Commitment, Challenge and Opportunity
Sustainable supply chain management is one of the company’s strategies to enhance business competitiveness. The group places importance on evaluating the environmental, social, and governance (ESG) impacts of various activities in the supply chain, including the procurement and purchasing process, production process, quality inspection process, information technology, storage, transportation, and delivery of goods to customers or consumers. All of these processes play a crucial role in the sustainable growth of the business. Therefore, the group selects and assesses the risks of external service providers to pass on value and responsibility through high-quality products and services, ensuring maximum customer satisfaction and reducing business risks that may arise from negative impacts by external service providers.
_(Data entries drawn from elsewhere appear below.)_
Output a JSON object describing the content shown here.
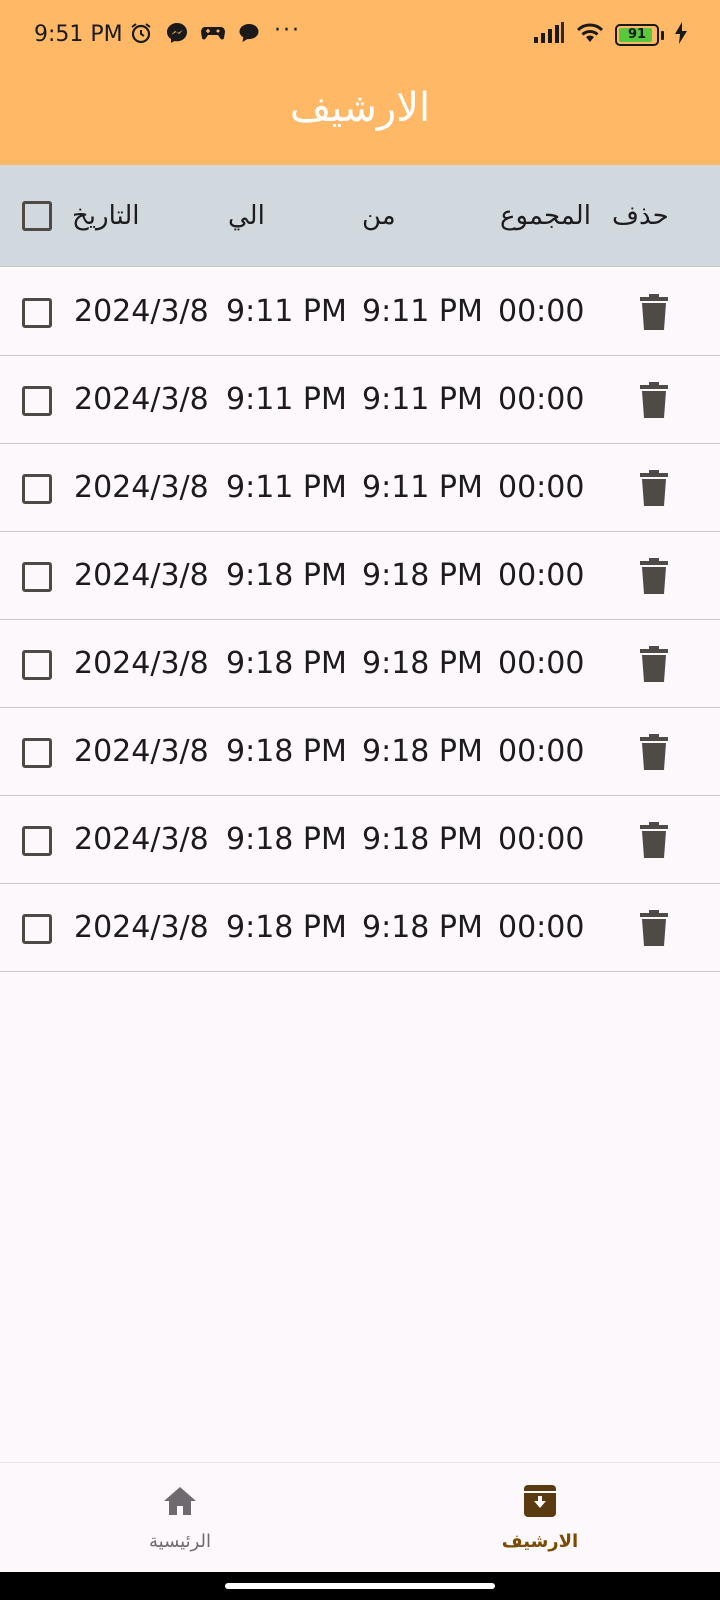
{
  "status_bar": {
    "time": "9:51 PM",
    "left_icons": [
      "alarm-icon",
      "messenger-icon",
      "game-icon",
      "chat-bubble-icon"
    ],
    "overflow": "···",
    "battery_level": "91",
    "charging": true
  },
  "app_bar": {
    "title": "الارشيف"
  },
  "table_header": {
    "select_all_checked": false,
    "col_date": "التاريخ",
    "col_to": "الي",
    "col_from": "من",
    "col_total": "المجموع",
    "col_delete": "حذف"
  },
  "rows": [
    {
      "checked": false,
      "date": "2024/3/8",
      "to": "9:11 PM",
      "from": "9:11 PM",
      "total": "00:00"
    },
    {
      "checked": false,
      "date": "2024/3/8",
      "to": "9:11 PM",
      "from": "9:11 PM",
      "total": "00:00"
    },
    {
      "checked": false,
      "date": "2024/3/8",
      "to": "9:11 PM",
      "from": "9:11 PM",
      "total": "00:00"
    },
    {
      "checked": false,
      "date": "2024/3/8",
      "to": "9:18 PM",
      "from": "9:18 PM",
      "total": "00:00"
    },
    {
      "checked": false,
      "date": "2024/3/8",
      "to": "9:18 PM",
      "from": "9:18 PM",
      "total": "00:00"
    },
    {
      "checked": false,
      "date": "2024/3/8",
      "to": "9:18 PM",
      "from": "9:18 PM",
      "total": "00:00"
    },
    {
      "checked": false,
      "date": "2024/3/8",
      "to": "9:18 PM",
      "from": "9:18 PM",
      "total": "00:00"
    },
    {
      "checked": false,
      "date": "2024/3/8",
      "to": "9:18 PM",
      "from": "9:18 PM",
      "total": "00:00"
    }
  ],
  "bottom_nav": {
    "home_label": "الرئيسية",
    "archive_label": "الارشيف",
    "active": "archive"
  },
  "colors": {
    "app_bar": "#ffb866",
    "header_bg": "#d1d9de",
    "icon_dark": "#4f4a45",
    "active_nav": "#7a4a00",
    "inactive_nav": "#6e6a70"
  }
}
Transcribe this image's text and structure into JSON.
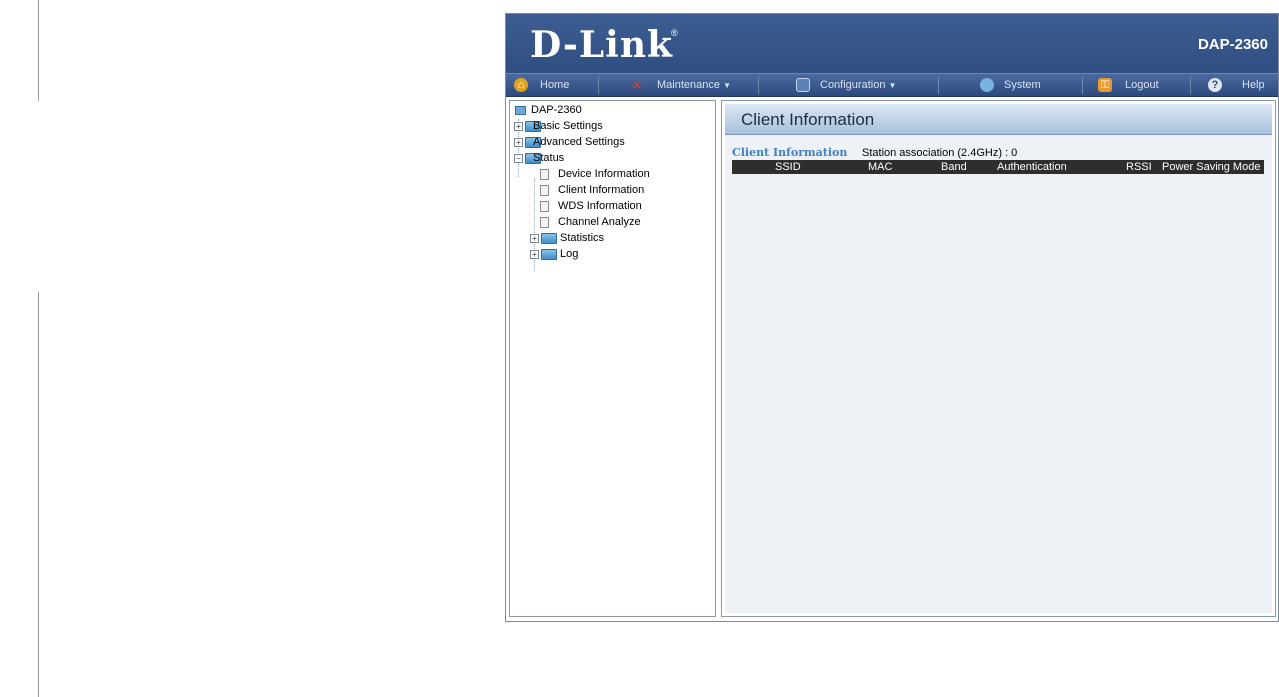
{
  "header": {
    "logo": "D-Link",
    "logo_mark": "®",
    "model": "DAP-2360"
  },
  "menu": {
    "home": "Home",
    "maintenance": "Maintenance",
    "configuration": "Configuration",
    "system": "System",
    "logout": "Logout",
    "help": "Help",
    "dropdown_caret": "▼"
  },
  "tree": {
    "root": "DAP-2360",
    "basic_settings": "Basic Settings",
    "advanced_settings": "Advanced Settings",
    "status": "Status",
    "device_information": "Device Information",
    "client_information": "Client Information",
    "wds_information": "WDS Information",
    "channel_analyze": "Channel Analyze",
    "statistics": "Statistics",
    "log": "Log",
    "expand_symbol": "+",
    "collapse_symbol": "−"
  },
  "content": {
    "title": "Client Information",
    "section_label": "Client Information",
    "station_association": "Station association (2.4GHz) :  0",
    "columns": [
      "SSID",
      "MAC",
      "Band",
      "Authentication",
      "RSSI",
      "Power Saving Mode"
    ]
  },
  "colors": {
    "banner": "#2f4e82",
    "section_label": "#3f7fc2",
    "header_row": "#2e2e2e"
  },
  "icons": {
    "home": "home-icon",
    "maintenance": "tools-icon",
    "configuration": "save-disk-icon",
    "system": "system-icon",
    "logout": "key-icon",
    "help": "help-icon"
  }
}
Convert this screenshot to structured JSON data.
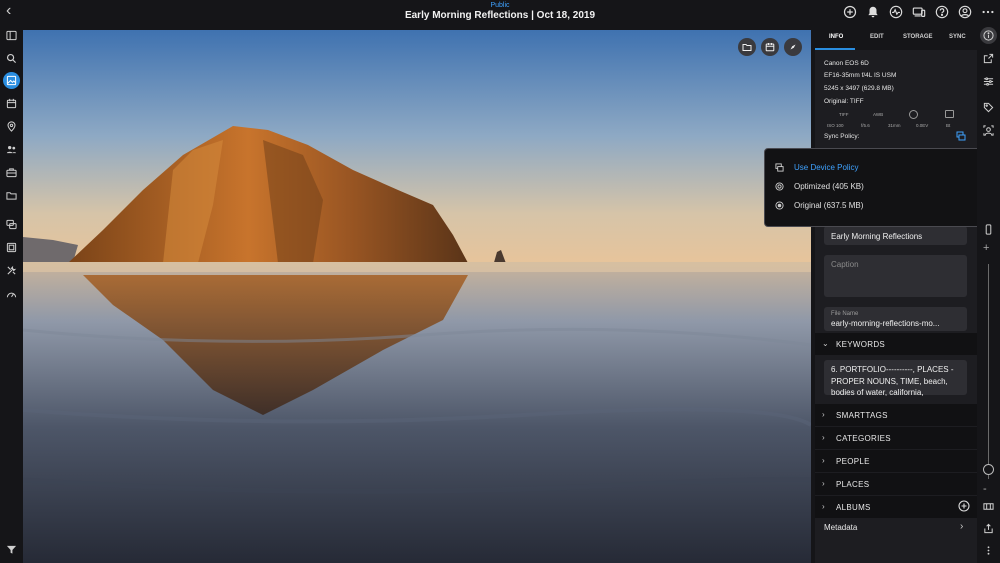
{
  "header": {
    "visibility": "Public",
    "title": "Early Morning Reflections | Oct 18, 2019",
    "icons": [
      "plus-circle-icon",
      "bell-icon",
      "activity-icon",
      "devices-icon",
      "help-icon",
      "account-icon",
      "more-icon"
    ]
  },
  "left_sidebar": {
    "items": [
      "sidebar-toggle",
      "search",
      "photos",
      "calendar",
      "places",
      "people",
      "jobs",
      "folders",
      "stacks",
      "albums",
      "tools",
      "dashboard",
      "filter"
    ],
    "active": "photos"
  },
  "photo": {
    "buttons": [
      "folder-icon",
      "calendar-icon",
      "compass-icon"
    ]
  },
  "info_panel": {
    "tabs": [
      "INFO",
      "EDIT",
      "STORAGE",
      "SYNC"
    ],
    "active_tab": "INFO",
    "camera": "Canon EOS 6D",
    "lens": "EF16-35mm f/4L IS USM",
    "dimensions": "5245 x 3497 (629.8 MB)",
    "original": "Original: TIFF",
    "exif_top": [
      "TIFF",
      "AWB"
    ],
    "exif_bottom": [
      "ISO 100",
      "f/5.6",
      "31mm",
      "0.0EV",
      "Bt"
    ],
    "sync_policy_label": "Sync Policy:",
    "title_value": "Early Morning Reflections",
    "caption_placeholder": "Caption",
    "file_name_label": "File Name",
    "file_name_value": "early-morning-reflections-mo...",
    "keywords_label": "KEYWORDS",
    "keywords_value": "6. PORTFOLIO----------, PLACES - PROPER NOUNS, TIME, beach, bodies of water, california,",
    "sections": [
      "SMARTTAGS",
      "CATEGORIES",
      "PEOPLE",
      "PLACES",
      "ALBUMS"
    ],
    "metadata_label": "Metadata"
  },
  "sync_dropdown": {
    "options": [
      {
        "label": "Use Device Policy",
        "selected": true
      },
      {
        "label": "Optimized (405 KB)",
        "selected": false
      },
      {
        "label": "Original (637.5 MB)",
        "selected": false
      }
    ]
  },
  "colors": {
    "accent": "#2a8ee0",
    "panel": "#1d1d21",
    "background": "#151518"
  }
}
Management and Operational Approach
The group has established a Code of Conduct for external service providers, covering environmental issues, human rights, fair employment and working conditions, occupational health and safety, as well as business ethics of external service providers.
BLC sets an operational plan to improve the supply chain management efficiency as follows:
The company evaluates external service providers based on the ESG criteria and develops a plan to promote and encourage external service providers’ participation in ESG and sustainable business development.
At least 50% of key external service providers have completed training on ESG evaluation criteria, with a minimum annual increase of 10%
The proportion of key external service providers that comply with the Company’s ESG assessment criteria is targeted at 10% or higher, with an annual increase of at least 5%
In 2025, the Company integrated environmental, social, and governance (ESG) factors into its analysis and review of key external service provider groupings, considering their relevance to core activities, risk levels, and impact on the supply chain. Consequently, the number of key external service providers was reduced from 89 in 2024 to 53 in 2025.